CC Speech #7 – Two Village’s Leadership

Welcome to recap of business speech given by our member Alex for his project #7. The project is about researching a topic and introducing the results of the research to the audience. Alex has kindly agreed to post his speech on the blog. Enjoy.

Two Village’s Leadership

In his speech Alex used flipchart to show us graphs in order to support the speech. The photos of the flipcharts are added to the speech.

One day a tired traveler came to one country. There were 2 villages. They made their living by breading the sheep and selling wool and milk. He observed life in the country and noticed a very interesting thing. He noticed how people in the villages bred sheep and recognized some differences. In one village shepherd went in front of the flock (group of sheep), in the second village shepherd followed the sheep. The traveler was interested whether there are different results in both cases. He found out that one village collected in average 20% more wool than the nother. In fact all the rest was the same: same sun, same grass, same water, the difference was only in the approach. What do you think – which village had better outcome?

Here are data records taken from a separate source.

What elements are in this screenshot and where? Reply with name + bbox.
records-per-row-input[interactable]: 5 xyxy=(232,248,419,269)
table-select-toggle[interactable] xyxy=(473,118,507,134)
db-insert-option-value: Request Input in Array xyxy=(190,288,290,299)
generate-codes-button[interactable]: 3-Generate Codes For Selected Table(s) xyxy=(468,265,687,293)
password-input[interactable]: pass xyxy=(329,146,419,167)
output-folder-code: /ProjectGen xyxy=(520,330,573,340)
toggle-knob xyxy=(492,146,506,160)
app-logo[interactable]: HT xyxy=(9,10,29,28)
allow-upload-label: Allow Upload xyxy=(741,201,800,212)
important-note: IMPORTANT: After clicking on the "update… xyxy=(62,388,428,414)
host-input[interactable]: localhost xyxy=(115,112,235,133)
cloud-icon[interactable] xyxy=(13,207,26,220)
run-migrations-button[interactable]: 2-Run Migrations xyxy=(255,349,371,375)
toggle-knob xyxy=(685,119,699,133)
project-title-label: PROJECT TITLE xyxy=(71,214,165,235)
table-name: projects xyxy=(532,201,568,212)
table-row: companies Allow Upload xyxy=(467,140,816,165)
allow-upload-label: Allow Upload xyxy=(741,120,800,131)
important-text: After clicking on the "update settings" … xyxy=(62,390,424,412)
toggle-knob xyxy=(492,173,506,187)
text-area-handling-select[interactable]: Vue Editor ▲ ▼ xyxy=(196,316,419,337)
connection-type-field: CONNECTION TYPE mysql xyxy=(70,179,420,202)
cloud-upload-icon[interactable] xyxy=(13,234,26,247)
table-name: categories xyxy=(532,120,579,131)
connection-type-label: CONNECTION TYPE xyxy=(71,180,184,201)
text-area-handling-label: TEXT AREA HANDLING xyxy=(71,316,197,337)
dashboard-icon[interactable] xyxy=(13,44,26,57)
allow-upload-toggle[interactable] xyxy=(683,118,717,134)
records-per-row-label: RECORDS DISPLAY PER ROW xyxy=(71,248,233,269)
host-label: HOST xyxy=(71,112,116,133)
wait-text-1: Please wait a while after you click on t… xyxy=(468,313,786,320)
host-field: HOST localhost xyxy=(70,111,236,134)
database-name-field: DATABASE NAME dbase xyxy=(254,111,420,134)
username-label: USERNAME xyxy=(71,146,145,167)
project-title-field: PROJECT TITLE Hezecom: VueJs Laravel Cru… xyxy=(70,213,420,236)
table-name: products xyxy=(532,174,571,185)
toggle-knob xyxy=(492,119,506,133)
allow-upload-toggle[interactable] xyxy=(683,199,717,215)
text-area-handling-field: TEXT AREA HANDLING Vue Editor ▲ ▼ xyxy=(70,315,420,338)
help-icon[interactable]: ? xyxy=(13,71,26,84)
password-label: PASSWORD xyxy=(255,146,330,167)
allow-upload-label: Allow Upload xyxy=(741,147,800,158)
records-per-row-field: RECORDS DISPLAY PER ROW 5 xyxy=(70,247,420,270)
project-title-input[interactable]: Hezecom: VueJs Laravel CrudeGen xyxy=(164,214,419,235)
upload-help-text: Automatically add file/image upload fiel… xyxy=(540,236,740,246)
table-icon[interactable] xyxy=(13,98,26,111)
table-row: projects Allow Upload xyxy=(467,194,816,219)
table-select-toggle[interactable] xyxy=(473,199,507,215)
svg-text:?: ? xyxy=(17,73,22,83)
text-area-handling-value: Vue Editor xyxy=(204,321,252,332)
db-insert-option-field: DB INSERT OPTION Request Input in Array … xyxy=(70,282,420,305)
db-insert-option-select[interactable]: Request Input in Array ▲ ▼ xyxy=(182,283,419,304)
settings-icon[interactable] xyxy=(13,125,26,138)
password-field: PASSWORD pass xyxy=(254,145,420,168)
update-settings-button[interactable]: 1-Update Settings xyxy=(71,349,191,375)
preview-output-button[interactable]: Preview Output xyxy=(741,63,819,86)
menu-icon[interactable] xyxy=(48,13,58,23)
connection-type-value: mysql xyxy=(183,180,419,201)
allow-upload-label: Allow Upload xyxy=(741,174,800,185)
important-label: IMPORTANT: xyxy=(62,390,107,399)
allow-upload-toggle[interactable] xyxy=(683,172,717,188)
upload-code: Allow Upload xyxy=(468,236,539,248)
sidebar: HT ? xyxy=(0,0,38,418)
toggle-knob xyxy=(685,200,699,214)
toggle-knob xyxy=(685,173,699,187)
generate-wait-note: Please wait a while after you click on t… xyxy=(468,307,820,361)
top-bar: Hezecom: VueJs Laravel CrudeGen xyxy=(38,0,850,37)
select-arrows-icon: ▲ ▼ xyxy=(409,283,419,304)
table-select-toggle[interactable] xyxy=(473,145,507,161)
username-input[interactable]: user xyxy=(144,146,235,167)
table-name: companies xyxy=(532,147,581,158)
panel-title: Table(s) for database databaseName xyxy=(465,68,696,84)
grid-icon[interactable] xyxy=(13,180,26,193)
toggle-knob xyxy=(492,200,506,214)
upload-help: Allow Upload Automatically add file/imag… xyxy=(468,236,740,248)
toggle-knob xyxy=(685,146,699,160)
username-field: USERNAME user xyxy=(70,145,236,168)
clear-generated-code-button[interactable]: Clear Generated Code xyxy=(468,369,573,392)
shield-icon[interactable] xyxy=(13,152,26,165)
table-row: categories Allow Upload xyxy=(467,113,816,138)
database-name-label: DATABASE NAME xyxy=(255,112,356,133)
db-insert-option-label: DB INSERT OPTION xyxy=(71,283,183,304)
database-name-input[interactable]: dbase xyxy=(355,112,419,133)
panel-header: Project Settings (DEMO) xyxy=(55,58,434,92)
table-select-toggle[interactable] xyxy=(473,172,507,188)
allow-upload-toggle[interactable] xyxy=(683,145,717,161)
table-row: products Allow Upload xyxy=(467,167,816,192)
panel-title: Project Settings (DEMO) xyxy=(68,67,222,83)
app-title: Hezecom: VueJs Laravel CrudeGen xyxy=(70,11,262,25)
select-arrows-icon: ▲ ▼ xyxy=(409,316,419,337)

Chart1_Two village leadership

Let’s have a look on both cases in details. In fact we are talking not about sheep but about different approaches in leadership.

Model 1. Leader goes in the head of the sheep. Commonly used approach.

Benefits:

  • Shepherd goes first and all know who the leader is.
  • He knows the road and the goal. He sees threats and decide how to overcome it.
  • He manages time, defines pace, decides halts, ect.
  • Flock recognizes him as a leader, and does nothing without his order.

Drawbacks

  • Shepherd doesn’t know where the best grass is, the sheep feel it by some unknown way… but they can’t go there because they are led straight. So sheep loose energy instead.
  • Shepherd looks forward to check the road but has to look back very often to have feedback and understand what is happening with the sheep (control). For example wolves or some sheep get tired and fall down. It is not comfortable.
  • Pace. If leader goes faster, older animals get tired and have to run instead of feeding.

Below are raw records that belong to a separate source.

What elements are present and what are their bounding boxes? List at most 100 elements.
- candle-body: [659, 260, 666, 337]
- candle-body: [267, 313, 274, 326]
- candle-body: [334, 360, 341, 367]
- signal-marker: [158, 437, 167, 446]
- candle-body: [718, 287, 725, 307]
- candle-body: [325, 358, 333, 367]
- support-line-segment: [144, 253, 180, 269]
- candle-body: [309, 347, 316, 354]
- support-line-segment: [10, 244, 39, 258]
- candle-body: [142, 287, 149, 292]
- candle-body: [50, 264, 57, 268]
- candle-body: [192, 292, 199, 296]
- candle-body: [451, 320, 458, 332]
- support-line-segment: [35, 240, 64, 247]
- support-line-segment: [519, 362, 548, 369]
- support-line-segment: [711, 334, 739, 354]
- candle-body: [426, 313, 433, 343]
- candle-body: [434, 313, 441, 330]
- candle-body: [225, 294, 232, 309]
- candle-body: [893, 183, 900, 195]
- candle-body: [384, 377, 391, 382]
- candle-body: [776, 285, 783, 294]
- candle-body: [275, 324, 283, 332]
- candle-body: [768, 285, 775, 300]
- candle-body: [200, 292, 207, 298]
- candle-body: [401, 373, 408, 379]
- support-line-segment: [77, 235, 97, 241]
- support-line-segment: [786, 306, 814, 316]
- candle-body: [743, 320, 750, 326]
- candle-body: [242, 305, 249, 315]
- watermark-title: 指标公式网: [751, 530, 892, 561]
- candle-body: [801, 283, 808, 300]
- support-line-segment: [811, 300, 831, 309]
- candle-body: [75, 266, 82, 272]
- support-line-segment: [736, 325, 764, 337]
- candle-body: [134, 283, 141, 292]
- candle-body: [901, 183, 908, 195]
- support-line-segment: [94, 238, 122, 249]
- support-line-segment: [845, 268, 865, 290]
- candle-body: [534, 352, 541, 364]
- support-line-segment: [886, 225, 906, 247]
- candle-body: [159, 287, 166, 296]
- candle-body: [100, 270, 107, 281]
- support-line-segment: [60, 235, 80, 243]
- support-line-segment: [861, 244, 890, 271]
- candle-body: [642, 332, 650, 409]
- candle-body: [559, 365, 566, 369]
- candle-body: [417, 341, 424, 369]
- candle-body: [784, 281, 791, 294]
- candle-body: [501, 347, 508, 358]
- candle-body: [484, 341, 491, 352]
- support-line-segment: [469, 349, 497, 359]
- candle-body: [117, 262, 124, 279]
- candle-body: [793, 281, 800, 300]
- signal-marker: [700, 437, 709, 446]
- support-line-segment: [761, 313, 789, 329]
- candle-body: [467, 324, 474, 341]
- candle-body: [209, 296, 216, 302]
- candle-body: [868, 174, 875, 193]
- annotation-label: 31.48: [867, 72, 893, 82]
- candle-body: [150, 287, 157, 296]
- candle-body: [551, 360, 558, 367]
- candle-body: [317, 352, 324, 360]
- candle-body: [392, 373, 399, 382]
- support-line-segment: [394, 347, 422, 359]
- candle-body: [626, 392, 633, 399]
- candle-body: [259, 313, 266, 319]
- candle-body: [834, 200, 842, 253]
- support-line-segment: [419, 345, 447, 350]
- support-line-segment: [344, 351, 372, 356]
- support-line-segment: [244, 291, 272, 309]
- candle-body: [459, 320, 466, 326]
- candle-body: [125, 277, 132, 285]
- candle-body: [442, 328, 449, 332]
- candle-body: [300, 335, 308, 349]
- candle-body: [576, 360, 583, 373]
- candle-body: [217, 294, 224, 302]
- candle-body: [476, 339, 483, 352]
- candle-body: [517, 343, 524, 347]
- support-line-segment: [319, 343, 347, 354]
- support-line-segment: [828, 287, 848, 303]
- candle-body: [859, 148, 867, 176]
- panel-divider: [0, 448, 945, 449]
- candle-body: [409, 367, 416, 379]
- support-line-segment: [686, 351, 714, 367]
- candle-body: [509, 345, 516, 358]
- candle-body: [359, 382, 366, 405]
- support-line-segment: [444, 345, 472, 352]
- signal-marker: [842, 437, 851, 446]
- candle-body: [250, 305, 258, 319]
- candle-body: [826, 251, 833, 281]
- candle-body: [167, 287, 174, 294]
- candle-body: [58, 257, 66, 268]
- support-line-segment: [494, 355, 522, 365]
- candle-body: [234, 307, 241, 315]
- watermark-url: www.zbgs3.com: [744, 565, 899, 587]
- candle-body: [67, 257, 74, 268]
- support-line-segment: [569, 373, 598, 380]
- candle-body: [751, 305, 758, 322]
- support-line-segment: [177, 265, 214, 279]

All above factors impact (adversely) quality of the wool and milk.

Model 2. Leader follows the sheep.

Benefits:

  • He sees and can control everything: the sheep, road ahead, potential threats.
  • No need to turn back as in the case when shepherd leads the group (useless exercise).
  • Flock goes through the best landscape, selects best food and keeps right pace for the older and younger animals.
  • Even more importantly, the leader delegates.

We all know: if you want something to be done, do it by yourself, because no one can do it better (wrong perception). In this case we have a manager that can’t go on vacation, sits at the office looong hours and sacrifices own life balances (family)… and even if he goes to vacation… he is always on the phone – solving some routine… because people stop working.. no one can take responsibility, can’t work without his request, recommendations..

Chart2_Two village leadership

Chart 2: 4 quadrants
1. Shepherd goes first (weak control – weak delegation)
2. Shepherd goes last (strong control – strong delegation)
3. Anarchy – no control – people delegate only responsibility 🙂
4. Despotism – full control – no delegation

Chart3_Tro village leadership

Chart3: summary
Based on proposed two scenarios, the best place for the leader is to follow the group.

Benefits:

  • Delegation and control
  • Leader has time to think (about new areas, developments of business and people)
  • Leader’s main actions are: supervise, motivate team, teach people… encourage.